The Import / Export API works in XML by default (although the engine is pluggable, and CSV is also supported). It bypasses all of Drupal's standard foo_load()
and foo_save()
functions, and deals directly with the database — which, at the end of the day, has more disadvantages than advantages. It makes an ambitious attempt to deal with non-unique numeric IDs across multiple instances, allowing data items with conflicting IDs to be overwritten, modified, ignored, etc — inevitably, this is an overly complex and rather fragile part of the module. However, when it works, it does allow any data between any two Drupal sites to be merged in any shape or form you could imagine — quite cool, really. It was, at the end of the day, one hell of a learning experience. I'm confident that we've come forward since then, and that the new solutions being worked on are a step ahead of what I fleshed out in my work back in '06.
In my new role as a full-time developer at Digital Eskimo, and particularly in my work on live local, I've been exposed to the ongoing deployment challenge more than ever before. Sacha Chua said in DC that (paraphrased):
"Manually re-doing your database changes through the UI of the production site is currently the most common deployment strategy for Drupal site maintainers."

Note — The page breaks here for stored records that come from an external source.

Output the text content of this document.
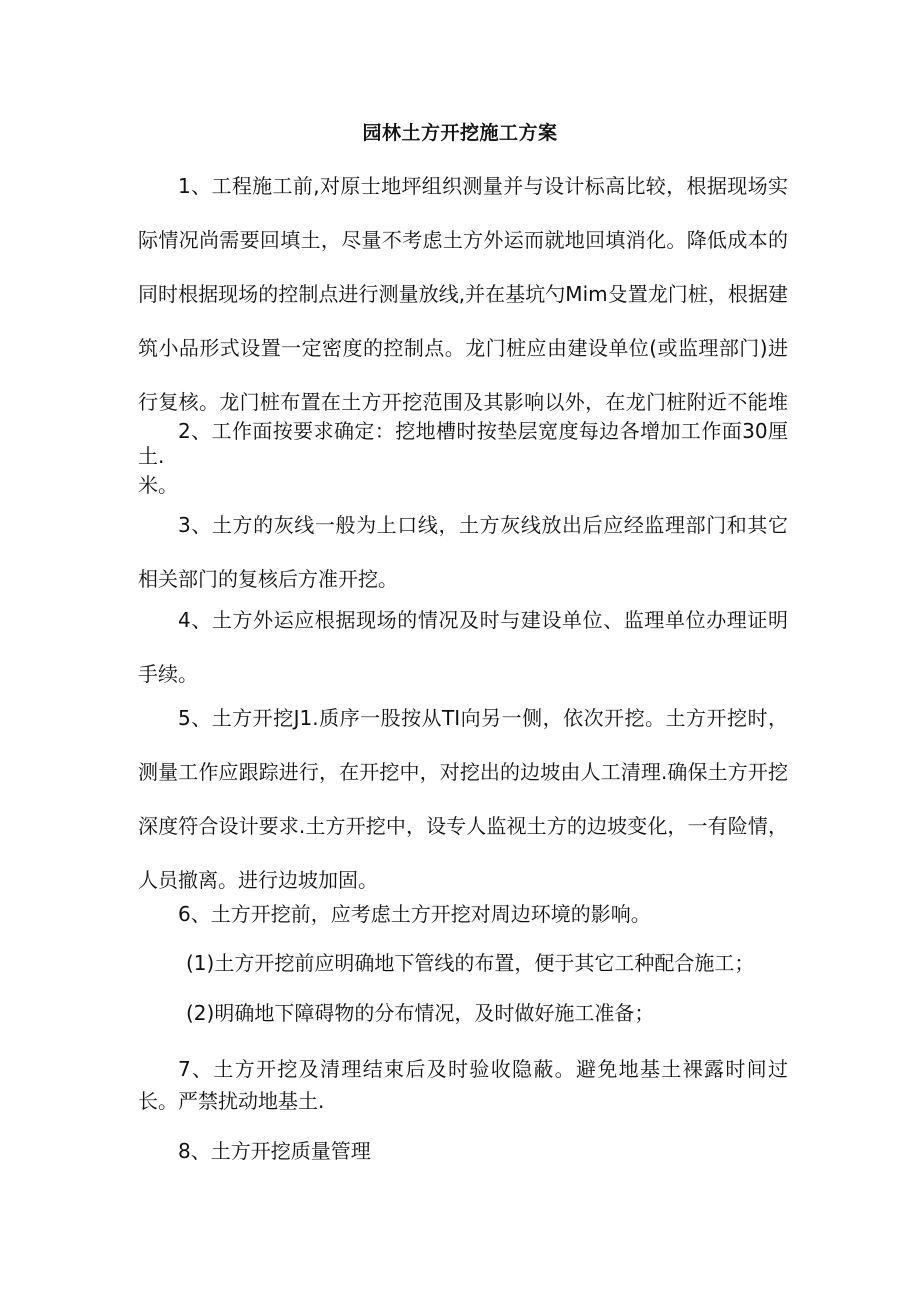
园林土方开挖施工方案

1、工程施工前,对原士地坪组织测量并与设计标高比较，根据现场实际情况尚需要回填土，尽量不考虑土方外运而就地回填消化。降低成本的同时根据现场的控制点进行测量放线,并在基坑勺Mim殳置龙门桩，根据建筑小品形式设置一定密度的控制点。龙门桩应由建设单位(或监理部门)进行复核。龙门桩布置在土方开挖范围及其影响以外，在龙门桩附近不能堆土.

2、工作面按要求确定：挖地槽时按垫层宽度每边各增加工作面30厘米。

3、土方的灰线一般为上口线，土方灰线放出后应经监理部门和其它相关部门的复核后方准开挖。

4、土方外运应根据现场的情况及时与建设单位、监理单位办理证明手续。

5、土方开挖J1.质序一股按从TI向另一侧，依次开挖。土方开挖时，测量工作应跟踪进行，在开挖中，对挖出的边坡由人工清理.确保土方开挖深度符合设计要求.土方开挖中，设专人监视土方的边坡变化，一有险情，人员撤离。进行边坡加固。

6、土方开挖前，应考虑土方开挖对周边环境的影响。

(1)土方开挖前应明确地下管线的布置，便于其它工种配合施工；

(2)明确地下障碍物的分布情况，及时做好施工准备；

7、土方开挖及清理结束后及时验收隐蔽。避免地基土裸露时间过长。严禁扰动地基土.

8、土方开挖质量管理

And, sad as that statement sounds, I can believe it. I feel the pain. We need to sort out this problem once and for all. We need a clearer separation between content and configuration in Drupal, and site developers need to be able to easily define where to draw that line on a per-site basis. We need a proper Data API so that we really can easily and consistently migrate any data, managed by any old module, between Drupal instances. And we need more globally unique IDs for Drupal data entities, to avoid the nightmare of merging data where non-unique numeric IDs are in conflict. When all of that happens, we can start to build some deployment tools for Drupal that seriously rock.